I remember vividly my first day at UNESCO. It was my first job after all following my doctoral degree from Penn State. I remember every single footstep from my apartment at that time at Tour with Mama Yannick all the way to train station for a 45minute ride down to Paris, to station Garibaldi and then the gates of UNESCO. These moments are forever etched in my memory. I love the movie The Devil wears Prada and so that line, a million girls would kill to have this job, kept ringing in my mind. My ventures into UNESCO were special, turbulent, but still special in the end. It was there I realized why I needed to do more with my talents beyond the shinning glare of what it means to be a UN worker. It was also there that I wonder what other job would give me an office view that was so sterling and full of meaning. Everyday, following the move of our unit to Place de Fontenoy, I was blessed to see Tour Eiffel and La Defense at my window. I also reminded myself too that a million people would kill to see this view every single day.

When it was time to leave UNESCO, that view of Tour Effiel and La Defense, came with me back to the US and to my next job at university 1. When university 1 took me to my office, they took me to what could only be described as a basement office as it had a high window that looked more like an egress window and certainly no view. I left Tour Effiel and La Defense for a windowless office at the bottom of a building. It was there that I knew I had to make the most of my time in this thing called academia. So I gravitated towards writing, all sorts of writing, so as not to perish. However, grant-writing would capture my soul. Maybe it was the idea of being at the bottom after having so much grace and a window view of Tour Effiel. I knew no one would kill to have job number 2 so I became focused on hopefully leaving the basement to an office with any view. By the time job number 3 came, I was taken to an office with a view that overlooked a traffic light and a street intersection. At least there is some view, was all I could mutter even though the office itself was a mess. The roof leaked, the pipes next to the wall also leaked and we all worked in that office for years never wondering whether we mattered to those in power. If we did, no one would be working there. But nonetheless with the advent of the pandemic, I began to work full time at home and never actually stepped a foot in that office, except to pick up things here and there.

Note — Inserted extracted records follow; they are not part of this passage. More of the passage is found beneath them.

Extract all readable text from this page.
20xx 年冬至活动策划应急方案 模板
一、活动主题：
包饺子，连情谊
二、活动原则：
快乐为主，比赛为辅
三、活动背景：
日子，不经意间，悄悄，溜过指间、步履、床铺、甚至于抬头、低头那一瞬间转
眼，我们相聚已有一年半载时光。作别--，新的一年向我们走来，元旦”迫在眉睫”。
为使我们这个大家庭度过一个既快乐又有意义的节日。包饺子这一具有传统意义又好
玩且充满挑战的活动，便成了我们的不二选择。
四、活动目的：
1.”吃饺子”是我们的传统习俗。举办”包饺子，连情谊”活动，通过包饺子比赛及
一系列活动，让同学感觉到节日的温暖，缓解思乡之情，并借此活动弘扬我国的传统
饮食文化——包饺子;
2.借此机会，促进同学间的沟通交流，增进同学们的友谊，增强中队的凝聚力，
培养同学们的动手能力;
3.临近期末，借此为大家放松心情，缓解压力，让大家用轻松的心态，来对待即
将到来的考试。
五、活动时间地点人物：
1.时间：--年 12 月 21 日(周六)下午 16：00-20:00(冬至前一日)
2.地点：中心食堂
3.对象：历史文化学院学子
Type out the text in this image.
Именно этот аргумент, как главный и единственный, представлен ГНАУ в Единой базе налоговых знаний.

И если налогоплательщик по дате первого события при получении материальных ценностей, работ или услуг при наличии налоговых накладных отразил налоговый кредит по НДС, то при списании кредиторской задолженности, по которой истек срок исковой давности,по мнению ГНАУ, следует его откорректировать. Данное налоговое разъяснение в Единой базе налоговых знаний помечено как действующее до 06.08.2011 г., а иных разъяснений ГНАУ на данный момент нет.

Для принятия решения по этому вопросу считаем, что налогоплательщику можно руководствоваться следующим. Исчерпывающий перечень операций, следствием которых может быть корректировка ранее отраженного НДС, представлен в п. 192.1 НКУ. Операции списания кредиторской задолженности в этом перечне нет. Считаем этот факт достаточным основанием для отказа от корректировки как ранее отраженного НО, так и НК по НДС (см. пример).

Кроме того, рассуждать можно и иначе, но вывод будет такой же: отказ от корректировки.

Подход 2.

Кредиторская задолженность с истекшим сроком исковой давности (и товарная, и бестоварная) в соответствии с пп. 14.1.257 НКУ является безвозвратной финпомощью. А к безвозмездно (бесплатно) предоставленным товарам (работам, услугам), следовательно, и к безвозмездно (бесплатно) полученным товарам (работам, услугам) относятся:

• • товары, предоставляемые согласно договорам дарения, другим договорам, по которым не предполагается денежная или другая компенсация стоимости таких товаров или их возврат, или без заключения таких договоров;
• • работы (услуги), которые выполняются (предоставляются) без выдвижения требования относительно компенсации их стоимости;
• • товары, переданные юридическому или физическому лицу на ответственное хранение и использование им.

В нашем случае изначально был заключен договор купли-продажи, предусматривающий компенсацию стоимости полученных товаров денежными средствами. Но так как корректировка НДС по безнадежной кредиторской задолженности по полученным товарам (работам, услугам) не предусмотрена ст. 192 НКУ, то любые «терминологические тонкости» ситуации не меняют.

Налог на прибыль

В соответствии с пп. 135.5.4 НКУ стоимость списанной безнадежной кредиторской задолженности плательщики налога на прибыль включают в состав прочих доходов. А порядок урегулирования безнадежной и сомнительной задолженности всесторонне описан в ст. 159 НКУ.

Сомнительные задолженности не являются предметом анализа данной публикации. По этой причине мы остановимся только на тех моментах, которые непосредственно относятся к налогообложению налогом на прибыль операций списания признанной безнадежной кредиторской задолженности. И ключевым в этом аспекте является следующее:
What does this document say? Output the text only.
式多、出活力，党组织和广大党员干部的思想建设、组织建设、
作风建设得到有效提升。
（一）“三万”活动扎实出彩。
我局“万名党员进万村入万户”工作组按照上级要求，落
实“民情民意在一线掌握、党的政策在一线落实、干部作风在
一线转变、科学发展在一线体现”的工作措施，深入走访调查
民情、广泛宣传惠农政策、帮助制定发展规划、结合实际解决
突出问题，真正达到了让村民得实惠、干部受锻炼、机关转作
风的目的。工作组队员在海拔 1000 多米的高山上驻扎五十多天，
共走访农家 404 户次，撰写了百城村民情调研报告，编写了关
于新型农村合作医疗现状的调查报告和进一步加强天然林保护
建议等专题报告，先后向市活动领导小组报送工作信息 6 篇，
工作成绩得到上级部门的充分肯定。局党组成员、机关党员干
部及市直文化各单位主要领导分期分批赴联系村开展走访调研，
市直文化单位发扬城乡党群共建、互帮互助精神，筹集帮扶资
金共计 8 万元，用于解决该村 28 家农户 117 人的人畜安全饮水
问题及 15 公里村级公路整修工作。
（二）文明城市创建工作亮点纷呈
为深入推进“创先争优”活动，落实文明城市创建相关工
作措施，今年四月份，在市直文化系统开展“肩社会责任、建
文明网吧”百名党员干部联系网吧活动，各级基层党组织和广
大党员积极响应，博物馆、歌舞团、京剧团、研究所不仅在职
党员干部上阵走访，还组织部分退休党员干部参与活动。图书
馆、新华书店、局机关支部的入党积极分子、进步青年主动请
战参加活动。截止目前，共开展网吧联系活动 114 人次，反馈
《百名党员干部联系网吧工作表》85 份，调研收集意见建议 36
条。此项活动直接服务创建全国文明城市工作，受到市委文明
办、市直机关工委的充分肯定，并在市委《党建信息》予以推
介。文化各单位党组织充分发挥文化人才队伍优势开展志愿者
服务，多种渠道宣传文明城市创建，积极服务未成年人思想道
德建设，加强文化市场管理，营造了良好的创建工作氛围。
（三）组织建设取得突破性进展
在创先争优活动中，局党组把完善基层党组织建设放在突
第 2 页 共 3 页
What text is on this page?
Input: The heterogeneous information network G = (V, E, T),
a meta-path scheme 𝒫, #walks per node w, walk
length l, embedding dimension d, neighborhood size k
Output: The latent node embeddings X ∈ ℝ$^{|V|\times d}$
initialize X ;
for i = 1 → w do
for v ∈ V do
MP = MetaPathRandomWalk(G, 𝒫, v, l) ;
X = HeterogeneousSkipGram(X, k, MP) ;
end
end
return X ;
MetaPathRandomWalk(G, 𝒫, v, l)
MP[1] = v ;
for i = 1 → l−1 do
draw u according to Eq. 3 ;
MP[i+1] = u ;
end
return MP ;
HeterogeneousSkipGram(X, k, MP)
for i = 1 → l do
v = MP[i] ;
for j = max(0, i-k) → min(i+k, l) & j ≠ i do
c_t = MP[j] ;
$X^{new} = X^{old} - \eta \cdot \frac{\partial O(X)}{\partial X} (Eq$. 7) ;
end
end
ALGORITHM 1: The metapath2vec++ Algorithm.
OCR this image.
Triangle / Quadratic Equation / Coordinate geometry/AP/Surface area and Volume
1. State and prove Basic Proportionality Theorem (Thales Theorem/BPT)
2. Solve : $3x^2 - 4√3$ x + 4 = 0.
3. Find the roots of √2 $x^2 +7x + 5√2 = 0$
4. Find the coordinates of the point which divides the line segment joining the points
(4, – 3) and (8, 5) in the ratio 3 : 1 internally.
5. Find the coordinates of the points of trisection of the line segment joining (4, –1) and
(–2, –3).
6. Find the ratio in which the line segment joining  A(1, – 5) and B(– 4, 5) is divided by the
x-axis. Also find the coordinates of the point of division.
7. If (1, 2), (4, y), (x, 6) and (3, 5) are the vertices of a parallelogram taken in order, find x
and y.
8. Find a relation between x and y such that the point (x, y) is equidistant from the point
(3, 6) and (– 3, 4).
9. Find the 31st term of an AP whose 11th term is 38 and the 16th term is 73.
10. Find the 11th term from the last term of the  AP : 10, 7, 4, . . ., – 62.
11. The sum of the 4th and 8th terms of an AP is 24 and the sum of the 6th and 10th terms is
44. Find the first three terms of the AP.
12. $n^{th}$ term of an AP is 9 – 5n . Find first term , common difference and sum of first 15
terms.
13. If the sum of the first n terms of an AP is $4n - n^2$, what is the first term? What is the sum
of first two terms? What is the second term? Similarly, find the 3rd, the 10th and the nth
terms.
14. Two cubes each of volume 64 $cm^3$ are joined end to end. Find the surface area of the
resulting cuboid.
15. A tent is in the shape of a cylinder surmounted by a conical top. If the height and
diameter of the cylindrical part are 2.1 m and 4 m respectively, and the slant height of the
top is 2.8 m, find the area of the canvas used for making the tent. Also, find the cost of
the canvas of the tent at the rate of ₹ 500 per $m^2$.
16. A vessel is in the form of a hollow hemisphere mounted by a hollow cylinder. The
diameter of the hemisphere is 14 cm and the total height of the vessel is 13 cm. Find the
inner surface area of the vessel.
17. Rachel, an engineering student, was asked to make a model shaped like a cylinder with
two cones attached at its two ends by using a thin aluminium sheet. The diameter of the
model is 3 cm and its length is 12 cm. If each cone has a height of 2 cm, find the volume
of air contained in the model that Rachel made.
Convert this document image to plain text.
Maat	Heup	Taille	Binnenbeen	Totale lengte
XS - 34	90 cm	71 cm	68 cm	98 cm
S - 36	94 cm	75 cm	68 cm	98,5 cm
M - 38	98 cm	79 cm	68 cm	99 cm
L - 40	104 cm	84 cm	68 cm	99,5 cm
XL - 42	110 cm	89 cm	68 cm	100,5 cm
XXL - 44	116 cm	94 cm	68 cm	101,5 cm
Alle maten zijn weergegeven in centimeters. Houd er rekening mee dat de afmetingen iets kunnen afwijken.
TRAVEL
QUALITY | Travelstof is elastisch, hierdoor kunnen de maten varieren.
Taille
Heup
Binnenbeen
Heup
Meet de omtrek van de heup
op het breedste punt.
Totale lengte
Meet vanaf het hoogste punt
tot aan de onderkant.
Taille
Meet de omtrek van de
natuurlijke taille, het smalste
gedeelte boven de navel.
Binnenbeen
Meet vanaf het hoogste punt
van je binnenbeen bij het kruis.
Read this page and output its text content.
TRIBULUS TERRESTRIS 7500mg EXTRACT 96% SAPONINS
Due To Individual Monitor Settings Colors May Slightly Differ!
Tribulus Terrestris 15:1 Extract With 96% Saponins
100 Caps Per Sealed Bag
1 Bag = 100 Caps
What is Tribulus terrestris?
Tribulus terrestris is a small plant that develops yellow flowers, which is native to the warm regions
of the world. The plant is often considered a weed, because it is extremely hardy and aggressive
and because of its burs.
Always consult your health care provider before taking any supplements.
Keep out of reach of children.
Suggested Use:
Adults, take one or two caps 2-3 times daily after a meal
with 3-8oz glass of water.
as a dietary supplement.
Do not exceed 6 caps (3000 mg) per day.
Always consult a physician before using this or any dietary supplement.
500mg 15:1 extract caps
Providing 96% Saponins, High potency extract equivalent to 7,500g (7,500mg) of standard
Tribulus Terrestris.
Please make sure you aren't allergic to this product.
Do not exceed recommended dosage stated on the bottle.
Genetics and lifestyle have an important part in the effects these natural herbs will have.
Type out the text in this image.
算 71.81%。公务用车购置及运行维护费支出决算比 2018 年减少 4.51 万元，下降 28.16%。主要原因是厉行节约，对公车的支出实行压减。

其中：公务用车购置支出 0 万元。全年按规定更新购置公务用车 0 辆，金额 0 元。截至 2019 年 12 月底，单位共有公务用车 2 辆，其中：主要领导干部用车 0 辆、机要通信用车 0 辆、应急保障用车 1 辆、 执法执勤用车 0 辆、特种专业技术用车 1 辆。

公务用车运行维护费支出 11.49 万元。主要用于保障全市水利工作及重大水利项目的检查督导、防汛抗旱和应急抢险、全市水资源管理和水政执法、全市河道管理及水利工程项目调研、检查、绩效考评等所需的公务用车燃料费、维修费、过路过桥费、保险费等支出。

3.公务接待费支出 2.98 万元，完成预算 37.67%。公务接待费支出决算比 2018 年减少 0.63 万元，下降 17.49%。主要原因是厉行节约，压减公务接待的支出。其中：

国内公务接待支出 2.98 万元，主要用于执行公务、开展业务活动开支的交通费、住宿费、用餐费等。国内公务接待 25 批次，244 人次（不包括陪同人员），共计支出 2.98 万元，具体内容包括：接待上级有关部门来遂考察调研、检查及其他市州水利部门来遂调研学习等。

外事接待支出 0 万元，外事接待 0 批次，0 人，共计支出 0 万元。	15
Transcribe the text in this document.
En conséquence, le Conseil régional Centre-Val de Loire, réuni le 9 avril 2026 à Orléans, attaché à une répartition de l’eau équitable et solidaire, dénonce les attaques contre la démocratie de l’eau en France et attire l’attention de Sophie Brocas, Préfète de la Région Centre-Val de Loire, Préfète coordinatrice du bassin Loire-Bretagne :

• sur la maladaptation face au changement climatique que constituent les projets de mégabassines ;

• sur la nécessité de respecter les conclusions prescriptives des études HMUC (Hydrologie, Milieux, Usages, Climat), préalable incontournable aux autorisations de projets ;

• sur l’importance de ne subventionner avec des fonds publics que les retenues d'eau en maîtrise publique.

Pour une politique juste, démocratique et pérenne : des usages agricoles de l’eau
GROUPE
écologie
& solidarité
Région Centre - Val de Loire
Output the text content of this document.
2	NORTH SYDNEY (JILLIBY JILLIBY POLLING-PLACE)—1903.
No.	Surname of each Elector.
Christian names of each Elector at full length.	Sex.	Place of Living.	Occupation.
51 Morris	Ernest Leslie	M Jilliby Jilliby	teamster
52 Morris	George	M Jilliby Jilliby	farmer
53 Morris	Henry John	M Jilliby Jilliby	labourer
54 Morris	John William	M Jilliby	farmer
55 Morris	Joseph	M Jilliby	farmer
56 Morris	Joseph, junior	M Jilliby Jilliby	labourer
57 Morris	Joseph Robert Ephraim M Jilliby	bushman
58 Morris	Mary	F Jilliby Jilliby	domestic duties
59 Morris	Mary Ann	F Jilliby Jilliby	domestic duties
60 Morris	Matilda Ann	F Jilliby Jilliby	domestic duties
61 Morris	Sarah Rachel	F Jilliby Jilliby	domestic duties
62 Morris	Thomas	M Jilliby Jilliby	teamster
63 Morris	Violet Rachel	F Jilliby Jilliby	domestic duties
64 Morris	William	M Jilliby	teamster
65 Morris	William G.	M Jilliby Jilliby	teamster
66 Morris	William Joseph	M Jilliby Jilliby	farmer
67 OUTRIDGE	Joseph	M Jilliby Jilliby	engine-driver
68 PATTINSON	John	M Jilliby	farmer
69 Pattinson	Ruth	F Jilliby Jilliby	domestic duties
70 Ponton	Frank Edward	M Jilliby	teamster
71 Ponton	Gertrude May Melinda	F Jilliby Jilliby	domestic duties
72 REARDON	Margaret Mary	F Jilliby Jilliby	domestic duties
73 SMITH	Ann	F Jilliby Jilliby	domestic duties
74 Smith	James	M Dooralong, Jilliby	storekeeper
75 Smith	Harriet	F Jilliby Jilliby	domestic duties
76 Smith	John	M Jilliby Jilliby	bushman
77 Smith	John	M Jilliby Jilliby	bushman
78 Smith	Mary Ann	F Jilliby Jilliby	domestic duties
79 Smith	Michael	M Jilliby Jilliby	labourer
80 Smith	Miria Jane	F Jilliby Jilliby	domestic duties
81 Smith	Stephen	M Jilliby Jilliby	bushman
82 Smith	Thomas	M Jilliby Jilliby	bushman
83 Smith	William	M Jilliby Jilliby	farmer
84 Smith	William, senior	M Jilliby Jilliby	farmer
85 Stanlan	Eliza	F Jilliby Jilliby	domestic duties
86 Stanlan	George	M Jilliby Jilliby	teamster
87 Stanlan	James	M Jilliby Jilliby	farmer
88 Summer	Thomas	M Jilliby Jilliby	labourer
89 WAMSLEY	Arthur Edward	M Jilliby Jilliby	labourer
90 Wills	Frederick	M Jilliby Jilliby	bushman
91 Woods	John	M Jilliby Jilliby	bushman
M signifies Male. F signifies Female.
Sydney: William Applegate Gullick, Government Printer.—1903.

Yesterday, I walked into the office space for job number 4 and I said a little prayer of thanks to those up in heaven looking out for me. To see Forest Park, the trails where I ran with my husband, where my children ran along and played with their paper kites, to see it as my office view, is a gift that reminded me once more of my Paris office view. I know change is hard, and transitions from one university to another is equally harder, but it’s these little things I cherish. This view of Forest Park as my own.